How will the ASC industry change? 6 experts weigh in

Six experts shared their thoughts on the future of the ASC industry with Becker's ASC Review:

David Jacofsky, MD. CEO and Founder of HOPCo and the CORE Institute (Phoenix):

"The ASC industry is a game changer when it comes to the medical marketplace and will continue to be so. But all of that opportunity is predicated on effective delivery of promised quality and value. That's why at HOPCo, the CORE Institute and our other affiliated practices have invested heavily in the development of integrated protocols, proprietary tools and data capabilities proven to provide such outcomes at lower costs. Growing acknowledgment of the advantages offered by high quality ASCs will not only attract more patients, but likely convince regulators to further expand the roles that ASCs can play in our healthcare system while further incentivizing employers and insurers to drive patients to such high value sites of care delivery."

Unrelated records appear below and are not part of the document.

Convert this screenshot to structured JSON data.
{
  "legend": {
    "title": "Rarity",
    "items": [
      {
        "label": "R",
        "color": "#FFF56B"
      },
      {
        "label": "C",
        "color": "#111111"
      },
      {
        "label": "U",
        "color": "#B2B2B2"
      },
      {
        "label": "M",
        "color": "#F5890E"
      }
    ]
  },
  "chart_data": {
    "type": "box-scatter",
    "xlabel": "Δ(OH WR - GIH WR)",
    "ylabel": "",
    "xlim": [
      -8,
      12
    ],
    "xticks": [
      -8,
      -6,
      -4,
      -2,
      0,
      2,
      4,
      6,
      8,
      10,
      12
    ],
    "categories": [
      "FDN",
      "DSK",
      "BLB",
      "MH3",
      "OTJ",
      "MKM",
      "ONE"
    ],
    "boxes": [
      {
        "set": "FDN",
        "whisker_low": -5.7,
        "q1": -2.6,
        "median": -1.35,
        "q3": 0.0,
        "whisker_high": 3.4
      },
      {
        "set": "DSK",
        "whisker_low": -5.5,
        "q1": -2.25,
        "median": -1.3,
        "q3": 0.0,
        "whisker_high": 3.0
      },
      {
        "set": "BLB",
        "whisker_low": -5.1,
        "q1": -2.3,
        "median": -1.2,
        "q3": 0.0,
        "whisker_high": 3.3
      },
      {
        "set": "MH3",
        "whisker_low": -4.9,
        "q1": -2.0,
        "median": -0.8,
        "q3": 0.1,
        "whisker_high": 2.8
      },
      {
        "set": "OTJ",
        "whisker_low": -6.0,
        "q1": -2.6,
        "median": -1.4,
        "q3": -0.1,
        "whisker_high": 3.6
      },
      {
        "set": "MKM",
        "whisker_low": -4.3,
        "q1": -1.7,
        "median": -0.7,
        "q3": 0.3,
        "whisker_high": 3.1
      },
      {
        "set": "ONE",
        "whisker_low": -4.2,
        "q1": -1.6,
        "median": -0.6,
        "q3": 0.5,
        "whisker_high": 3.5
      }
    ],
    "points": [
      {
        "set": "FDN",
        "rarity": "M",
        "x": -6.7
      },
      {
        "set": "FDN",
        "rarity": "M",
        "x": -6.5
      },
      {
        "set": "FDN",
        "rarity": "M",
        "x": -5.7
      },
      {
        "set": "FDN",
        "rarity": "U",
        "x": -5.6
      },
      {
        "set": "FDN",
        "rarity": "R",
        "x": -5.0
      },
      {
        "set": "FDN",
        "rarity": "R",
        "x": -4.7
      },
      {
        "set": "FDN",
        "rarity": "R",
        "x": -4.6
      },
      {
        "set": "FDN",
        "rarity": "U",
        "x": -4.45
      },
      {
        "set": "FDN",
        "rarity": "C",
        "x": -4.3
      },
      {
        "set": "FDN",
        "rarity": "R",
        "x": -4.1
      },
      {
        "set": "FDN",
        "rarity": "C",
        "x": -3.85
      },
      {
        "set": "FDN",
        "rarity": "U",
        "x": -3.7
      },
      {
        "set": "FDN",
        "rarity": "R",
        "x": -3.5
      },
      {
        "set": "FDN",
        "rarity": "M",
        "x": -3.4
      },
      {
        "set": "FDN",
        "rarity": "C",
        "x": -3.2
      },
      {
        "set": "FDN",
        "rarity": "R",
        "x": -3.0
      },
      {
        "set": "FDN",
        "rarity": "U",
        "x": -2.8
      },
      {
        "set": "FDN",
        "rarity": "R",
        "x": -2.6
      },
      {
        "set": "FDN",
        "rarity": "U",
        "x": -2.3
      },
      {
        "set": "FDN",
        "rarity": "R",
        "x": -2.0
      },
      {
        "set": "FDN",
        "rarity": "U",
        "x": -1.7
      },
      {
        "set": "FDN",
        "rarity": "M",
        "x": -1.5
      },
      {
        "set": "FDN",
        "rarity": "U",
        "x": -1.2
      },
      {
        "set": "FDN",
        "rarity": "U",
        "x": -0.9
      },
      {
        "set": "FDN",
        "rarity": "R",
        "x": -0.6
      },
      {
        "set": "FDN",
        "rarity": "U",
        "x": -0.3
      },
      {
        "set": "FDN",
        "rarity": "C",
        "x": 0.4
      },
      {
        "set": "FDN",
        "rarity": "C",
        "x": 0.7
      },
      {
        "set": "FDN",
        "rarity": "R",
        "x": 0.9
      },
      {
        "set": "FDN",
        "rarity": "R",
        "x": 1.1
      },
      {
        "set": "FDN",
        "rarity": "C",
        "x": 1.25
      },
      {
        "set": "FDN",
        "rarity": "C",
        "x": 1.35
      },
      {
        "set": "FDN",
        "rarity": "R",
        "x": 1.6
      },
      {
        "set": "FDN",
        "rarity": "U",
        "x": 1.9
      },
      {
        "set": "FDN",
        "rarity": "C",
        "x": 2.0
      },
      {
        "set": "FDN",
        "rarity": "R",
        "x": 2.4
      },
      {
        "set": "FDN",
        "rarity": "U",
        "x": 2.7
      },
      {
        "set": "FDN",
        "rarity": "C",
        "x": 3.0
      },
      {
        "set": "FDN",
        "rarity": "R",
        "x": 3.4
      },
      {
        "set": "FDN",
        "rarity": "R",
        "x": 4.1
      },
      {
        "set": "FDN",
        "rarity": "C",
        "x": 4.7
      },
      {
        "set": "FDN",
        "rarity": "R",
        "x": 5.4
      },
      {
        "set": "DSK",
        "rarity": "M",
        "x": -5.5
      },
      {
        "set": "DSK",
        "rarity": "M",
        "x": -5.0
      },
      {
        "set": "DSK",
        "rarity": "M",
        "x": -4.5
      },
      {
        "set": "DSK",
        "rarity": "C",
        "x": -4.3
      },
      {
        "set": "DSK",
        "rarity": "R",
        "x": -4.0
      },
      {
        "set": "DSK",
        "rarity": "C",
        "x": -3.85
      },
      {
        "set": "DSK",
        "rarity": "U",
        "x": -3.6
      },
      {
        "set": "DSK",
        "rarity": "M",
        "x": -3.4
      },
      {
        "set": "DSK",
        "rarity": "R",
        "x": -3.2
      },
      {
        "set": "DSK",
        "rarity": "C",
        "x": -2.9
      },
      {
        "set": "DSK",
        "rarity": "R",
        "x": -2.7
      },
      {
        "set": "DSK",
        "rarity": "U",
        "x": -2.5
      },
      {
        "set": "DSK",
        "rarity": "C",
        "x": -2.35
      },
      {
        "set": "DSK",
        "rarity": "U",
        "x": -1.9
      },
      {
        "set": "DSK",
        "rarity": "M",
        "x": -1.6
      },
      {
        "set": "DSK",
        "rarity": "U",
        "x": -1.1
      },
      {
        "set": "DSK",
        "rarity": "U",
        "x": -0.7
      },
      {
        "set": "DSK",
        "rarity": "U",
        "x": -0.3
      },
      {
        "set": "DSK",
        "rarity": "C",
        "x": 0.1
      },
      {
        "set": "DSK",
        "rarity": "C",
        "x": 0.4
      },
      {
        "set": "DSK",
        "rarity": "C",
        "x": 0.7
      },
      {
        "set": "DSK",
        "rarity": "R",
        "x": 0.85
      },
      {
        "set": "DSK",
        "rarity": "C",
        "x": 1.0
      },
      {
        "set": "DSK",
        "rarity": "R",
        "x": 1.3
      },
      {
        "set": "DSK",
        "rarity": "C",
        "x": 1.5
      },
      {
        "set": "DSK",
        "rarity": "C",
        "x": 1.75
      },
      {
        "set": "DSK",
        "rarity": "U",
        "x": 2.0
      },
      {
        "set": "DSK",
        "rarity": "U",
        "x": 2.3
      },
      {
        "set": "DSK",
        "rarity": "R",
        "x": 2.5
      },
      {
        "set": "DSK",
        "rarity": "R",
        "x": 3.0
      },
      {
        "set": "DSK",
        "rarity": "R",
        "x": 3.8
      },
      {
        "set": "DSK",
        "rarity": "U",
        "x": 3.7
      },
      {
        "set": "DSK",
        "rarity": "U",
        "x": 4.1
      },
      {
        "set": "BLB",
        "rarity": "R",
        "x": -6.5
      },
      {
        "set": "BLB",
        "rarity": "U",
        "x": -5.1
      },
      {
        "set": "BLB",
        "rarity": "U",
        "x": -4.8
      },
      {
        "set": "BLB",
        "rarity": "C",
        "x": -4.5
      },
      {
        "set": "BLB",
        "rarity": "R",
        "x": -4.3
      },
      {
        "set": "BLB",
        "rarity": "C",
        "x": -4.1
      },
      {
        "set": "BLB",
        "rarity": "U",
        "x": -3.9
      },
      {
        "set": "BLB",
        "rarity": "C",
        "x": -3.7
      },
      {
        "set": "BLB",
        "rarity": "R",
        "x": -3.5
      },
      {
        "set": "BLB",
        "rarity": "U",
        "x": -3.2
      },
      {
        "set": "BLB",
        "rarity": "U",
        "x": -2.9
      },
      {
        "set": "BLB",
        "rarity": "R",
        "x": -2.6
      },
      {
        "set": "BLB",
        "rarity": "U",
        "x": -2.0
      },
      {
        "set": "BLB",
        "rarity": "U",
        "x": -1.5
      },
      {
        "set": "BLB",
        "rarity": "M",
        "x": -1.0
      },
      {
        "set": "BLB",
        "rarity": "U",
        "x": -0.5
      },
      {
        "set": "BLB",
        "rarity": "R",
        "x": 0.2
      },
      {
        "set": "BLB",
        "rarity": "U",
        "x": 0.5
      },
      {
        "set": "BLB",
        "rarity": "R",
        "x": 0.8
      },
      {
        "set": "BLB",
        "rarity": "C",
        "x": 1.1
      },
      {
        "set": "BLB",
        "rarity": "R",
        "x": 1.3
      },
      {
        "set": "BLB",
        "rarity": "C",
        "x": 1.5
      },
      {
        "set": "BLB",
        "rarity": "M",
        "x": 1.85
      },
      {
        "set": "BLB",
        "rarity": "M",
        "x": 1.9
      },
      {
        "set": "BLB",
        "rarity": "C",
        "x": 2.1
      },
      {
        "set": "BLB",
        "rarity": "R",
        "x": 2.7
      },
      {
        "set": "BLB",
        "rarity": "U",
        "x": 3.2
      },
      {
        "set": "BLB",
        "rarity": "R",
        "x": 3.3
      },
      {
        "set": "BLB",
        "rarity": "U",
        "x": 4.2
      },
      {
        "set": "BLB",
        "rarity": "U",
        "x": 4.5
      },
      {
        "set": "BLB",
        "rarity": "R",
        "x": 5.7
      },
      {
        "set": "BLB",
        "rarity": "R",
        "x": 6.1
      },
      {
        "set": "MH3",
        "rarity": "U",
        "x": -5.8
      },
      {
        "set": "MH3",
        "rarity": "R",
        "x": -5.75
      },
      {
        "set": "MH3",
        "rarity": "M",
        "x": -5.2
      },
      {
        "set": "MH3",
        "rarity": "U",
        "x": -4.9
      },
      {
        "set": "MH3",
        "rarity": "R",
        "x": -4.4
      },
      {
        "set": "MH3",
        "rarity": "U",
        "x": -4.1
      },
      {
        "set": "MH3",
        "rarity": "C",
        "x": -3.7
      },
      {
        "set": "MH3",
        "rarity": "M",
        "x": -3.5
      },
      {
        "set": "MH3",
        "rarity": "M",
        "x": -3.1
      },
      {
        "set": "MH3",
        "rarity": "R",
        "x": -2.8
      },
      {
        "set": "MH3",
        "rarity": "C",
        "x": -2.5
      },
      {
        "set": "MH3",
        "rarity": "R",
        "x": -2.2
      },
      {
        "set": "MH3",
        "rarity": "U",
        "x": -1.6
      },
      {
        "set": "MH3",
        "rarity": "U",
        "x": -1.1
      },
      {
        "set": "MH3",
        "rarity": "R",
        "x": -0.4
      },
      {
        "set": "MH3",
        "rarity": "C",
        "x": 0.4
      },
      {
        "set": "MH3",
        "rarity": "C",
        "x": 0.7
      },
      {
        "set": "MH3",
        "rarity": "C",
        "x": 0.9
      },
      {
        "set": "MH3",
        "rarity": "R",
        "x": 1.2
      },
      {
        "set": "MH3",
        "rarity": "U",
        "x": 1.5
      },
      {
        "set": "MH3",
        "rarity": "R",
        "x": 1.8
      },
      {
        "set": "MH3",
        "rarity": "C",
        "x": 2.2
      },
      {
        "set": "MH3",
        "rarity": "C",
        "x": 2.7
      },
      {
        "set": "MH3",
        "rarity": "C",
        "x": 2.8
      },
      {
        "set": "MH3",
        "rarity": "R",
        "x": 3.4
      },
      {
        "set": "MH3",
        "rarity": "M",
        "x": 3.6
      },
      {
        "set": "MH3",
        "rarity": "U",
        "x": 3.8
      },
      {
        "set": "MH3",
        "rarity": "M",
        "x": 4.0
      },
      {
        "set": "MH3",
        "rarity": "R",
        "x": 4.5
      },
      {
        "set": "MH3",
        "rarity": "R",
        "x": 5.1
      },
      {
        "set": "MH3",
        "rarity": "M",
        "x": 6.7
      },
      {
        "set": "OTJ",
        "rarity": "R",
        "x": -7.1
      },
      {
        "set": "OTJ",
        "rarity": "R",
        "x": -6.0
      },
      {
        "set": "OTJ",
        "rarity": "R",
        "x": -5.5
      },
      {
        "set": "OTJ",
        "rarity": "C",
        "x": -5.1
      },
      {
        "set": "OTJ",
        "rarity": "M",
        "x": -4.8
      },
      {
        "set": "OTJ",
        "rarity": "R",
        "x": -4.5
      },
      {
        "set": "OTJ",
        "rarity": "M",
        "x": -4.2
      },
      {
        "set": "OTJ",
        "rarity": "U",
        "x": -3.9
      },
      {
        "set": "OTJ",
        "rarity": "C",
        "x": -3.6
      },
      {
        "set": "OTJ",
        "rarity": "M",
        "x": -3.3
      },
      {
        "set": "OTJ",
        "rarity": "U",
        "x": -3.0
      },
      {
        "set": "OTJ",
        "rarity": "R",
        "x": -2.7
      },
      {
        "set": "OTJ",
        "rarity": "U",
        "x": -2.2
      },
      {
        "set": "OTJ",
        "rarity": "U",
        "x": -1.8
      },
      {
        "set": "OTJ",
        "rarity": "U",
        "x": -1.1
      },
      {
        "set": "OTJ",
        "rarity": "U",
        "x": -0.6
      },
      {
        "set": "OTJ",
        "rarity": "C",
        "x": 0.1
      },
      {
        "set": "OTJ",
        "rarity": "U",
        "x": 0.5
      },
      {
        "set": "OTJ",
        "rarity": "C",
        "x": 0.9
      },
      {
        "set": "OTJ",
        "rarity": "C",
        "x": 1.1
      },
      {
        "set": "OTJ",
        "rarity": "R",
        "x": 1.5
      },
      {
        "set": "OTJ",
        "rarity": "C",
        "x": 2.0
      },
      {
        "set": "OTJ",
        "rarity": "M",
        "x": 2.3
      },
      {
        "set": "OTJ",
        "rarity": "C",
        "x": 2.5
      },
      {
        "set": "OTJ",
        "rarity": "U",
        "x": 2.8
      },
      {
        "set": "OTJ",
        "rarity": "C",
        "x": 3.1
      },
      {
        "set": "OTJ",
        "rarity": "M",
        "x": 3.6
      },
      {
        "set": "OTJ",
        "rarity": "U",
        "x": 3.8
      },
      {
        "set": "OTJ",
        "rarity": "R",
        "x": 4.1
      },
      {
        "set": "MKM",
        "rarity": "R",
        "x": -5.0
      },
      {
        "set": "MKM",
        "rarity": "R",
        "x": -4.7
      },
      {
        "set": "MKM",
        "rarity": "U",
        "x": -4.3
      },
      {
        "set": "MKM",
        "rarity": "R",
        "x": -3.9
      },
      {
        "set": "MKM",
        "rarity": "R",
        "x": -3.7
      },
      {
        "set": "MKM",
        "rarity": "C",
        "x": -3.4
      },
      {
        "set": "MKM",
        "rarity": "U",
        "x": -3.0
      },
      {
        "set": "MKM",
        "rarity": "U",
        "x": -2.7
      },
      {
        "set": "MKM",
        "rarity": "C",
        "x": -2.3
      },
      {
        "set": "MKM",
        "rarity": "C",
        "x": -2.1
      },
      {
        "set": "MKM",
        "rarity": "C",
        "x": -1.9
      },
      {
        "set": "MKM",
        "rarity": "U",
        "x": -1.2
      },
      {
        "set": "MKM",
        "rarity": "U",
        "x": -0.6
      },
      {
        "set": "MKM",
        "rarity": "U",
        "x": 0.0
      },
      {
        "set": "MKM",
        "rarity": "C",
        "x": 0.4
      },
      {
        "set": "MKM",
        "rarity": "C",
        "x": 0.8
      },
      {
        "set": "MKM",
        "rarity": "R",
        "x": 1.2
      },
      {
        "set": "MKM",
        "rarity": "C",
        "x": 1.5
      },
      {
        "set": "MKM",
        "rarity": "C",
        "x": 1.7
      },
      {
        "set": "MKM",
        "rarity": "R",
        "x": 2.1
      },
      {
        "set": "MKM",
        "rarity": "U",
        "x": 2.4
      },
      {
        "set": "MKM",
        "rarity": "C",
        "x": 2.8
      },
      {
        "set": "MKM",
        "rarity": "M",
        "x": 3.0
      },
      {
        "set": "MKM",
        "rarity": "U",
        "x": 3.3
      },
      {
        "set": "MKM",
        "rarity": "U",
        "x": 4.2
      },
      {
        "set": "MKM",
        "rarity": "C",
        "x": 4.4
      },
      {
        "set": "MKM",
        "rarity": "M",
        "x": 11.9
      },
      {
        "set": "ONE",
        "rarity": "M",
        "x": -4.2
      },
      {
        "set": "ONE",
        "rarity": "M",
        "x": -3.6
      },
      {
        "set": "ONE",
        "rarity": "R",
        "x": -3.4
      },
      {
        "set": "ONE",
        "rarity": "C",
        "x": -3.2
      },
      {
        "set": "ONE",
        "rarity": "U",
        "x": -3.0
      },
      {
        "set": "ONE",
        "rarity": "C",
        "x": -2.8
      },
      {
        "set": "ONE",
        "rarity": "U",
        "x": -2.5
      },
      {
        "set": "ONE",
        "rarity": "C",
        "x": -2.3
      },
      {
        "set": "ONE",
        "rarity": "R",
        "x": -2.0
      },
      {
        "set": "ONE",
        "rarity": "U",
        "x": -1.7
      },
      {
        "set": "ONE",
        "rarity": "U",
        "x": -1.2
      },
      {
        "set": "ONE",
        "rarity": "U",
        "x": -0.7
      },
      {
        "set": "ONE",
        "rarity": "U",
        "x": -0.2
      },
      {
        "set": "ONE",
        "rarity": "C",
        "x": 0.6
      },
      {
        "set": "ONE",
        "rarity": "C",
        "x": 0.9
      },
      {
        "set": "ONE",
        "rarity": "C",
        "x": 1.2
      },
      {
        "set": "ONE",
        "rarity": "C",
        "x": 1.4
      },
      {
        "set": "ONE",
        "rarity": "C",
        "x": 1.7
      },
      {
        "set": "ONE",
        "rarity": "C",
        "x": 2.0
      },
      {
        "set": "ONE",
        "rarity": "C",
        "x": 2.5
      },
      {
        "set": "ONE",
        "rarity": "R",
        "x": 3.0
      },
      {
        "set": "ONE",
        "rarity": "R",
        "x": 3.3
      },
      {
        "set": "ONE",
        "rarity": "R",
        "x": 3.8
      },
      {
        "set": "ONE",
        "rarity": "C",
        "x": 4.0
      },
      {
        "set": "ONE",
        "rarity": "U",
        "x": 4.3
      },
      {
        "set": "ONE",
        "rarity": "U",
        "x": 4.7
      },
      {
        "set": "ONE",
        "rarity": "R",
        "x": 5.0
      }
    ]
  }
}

Randall Schultz, MD. Orthopedic surgeon with Texas Orthopedics (Austin):

"I think it will be increasingly recognized as a viable competitor to the hospital experience. Often physicians have a greater role in ownership and administration of these facilities, and this often leads to quality improvements and better patient experience. It is important that ASCs maintain the same regulatory standards and not put profits in front of safety."

Marcus Rothermich, MD. Orthopedic and sports medicine specialist at Andrews Sports Medicine & Orthopaedic Center (Birmingham, Ala.):

"I think we will see a continuation of recent trends from the past decade or so. Private physician ownership and an increase in the capability of these centers will continue to provide many convenient benefits to patients undergoing outpatient surgery."

Nikhil Verma, MD. Professor and director, division of sports medicine at Midwest Orthopedics at Rush (Chicago):

The ASC is the biggest opportunity to improve on value in joint replacement. This includes both outcomes and cost side which are lower at an ASC. Facilities need to embrace change and pursue orthopedic speciality certification while working to develop and refine protocols specific to total joint patients to include monitoring and recording outcomes.

Louis Levitt, MD. Vice president and secretary of The Centers for Advanced Orthopaedics (Bethesda, Md.):

In the future, I believe ASCs will expand beyond just orthopedics, and patients will also have access to more sophisticated procedures in the outpatient setting. I expect we will begin to see outpatient cardiology procedures such as cardiac stents and limited procedures on the heart valves, which can be done effectively and safely on the right patients who qualify for outpatient surgery. We'll also see continued increase in outpatient spine surgery.

Peggy Wellman. Pacific market president of United Surgical Partners International:

"I was reflecting on how we've pivoted from working directly with physicians, making sure that they have a say in who we employ, what policies are in place clinically for the care of their patients and the equipment we support. Then we moved to speaking directly with the payers, helping them to understand what we were capable of, and then we progressed with partnering with hospitals and health systems. Now we're having to focus on the patient as a consumer. We're more focused on patient experience with third-party measurements that can stand on their own, measuring how good our experience is for patients. [ASCs] offer transparency on cost — if you need to have a surgery done in a surgery center, it's easy for us to tell you what your benefit is, what your share of the cost will be — there shouldn't be any surprises when you go to a surgery center. It's a much simpler place to understand what your expenses will be."